When Clark’s older brother got a nosebleed, we quickly calmed him down, pinched his nose and tilted his head forward. The bleeding usually stopped within a minute and we would then dust him off, and send him out into harms way again.
With our second child, Clark, it is amazing how different this simple injury has changed for us.
Clark woke up the other day with bloody sheets and a nose slowly oozing red. There are lots of reasons he might have a nosebleed:
- banging his head accidentally when he was sleeping
- itching his nose
- dry summer air
As well, of course, spontaneous nose and/ or gum bleeds from his Aplastic Anemia. Low platelets is one example of something that might cause this.
Nosebleeds can also be difficult for someone with hemophilia since it is difficult to stop the bleeding. Couple this with low platelets, and we figured we were just seeing a little more active bleed than normal.
Clark was scheduled to get his platelets that day, so at first we weren’t concerned at all. Our first thought was: get him his regular platelet transfusion, and it should help stop the bleed. Clark received the platelets, and all was looking well. He had a little more color in his cheeks, and the bleeding has stopped.
Until the drive home. :(
When I arrived home and took Clark out of his carseat, I noticed that his nose had started bleeding again and blood was all over his face. I immediately gave him a dose of Amicar knowing that this drug helps to prevent saliva/ mucous from breaking down a clot. Unfortunately, an hour later and his nose was still bleeding. A quick call to the hematologist has us trying to squeeze Clark’s nose shut for 15 minutes. (This, let me tell you, Clark did not like! I think he may never let us touch his nose again.)
Squeezing didn’t help either. So I ended up driving back to the clinic for Clark to get an infusion of Factor VIII, hoping this might be the issue. (Factor VIII gives him the clotting factor that hemophiliacs are missing.) While at the clinic getting the factor treatment, we did another CBC.
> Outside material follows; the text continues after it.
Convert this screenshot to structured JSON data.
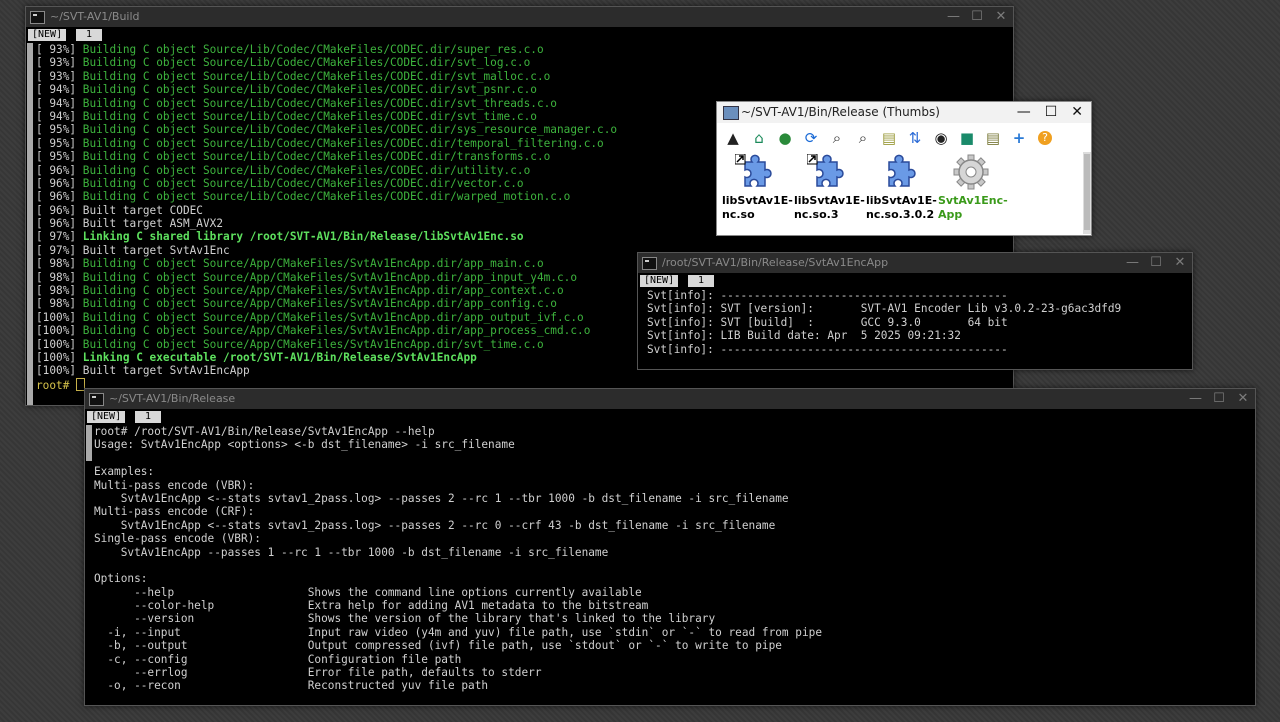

This is where things got interesting.
It turns out Clark’s hemoglobin (red blood cells) were low. He was at 6.7 and the doctors like to transfuse at 7 or less (normal healthy people are closer to 10).
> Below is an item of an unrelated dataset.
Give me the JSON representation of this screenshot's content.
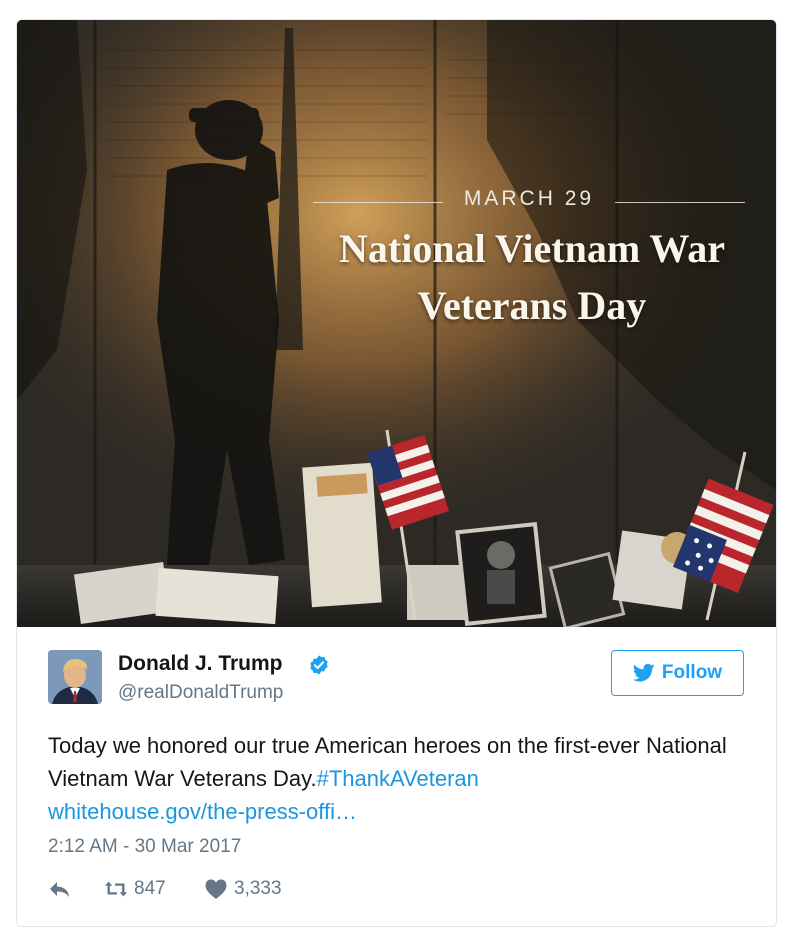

At the time, my first thought was what would this have to do with it? Red blood cells aren’t used for clotting. When you are low on red blood cells, you are getting less oxygen (carried by red blood cells) to your organs, which can manifest itself in a child being lethargic. No signs of that with Clark at this point.
But what we didn’t think about, was the fact that while Clark’s energy appeared normal, he was maintaining this energy by having his heart work twice as hard to get oxygen around his body. Which means his blood pressure was also elevated. As such, his nose wasn’t able to heal due to the pressure of his blood circulating around his body. Think of it this way, if you had a bloody nose, and then started to sprint as hard as you could – would your nose heal? No, it would probably start to gush. This was effectively what was happening to him.
Sure enough, once he got his blood transfusion, his nose stopped bleeding altogether, and he (and I) could finally calm down and relax. Once again proving, that with a Hemophiliac / Aplastic Anemia child, even the simplest of issues can cause huge problems.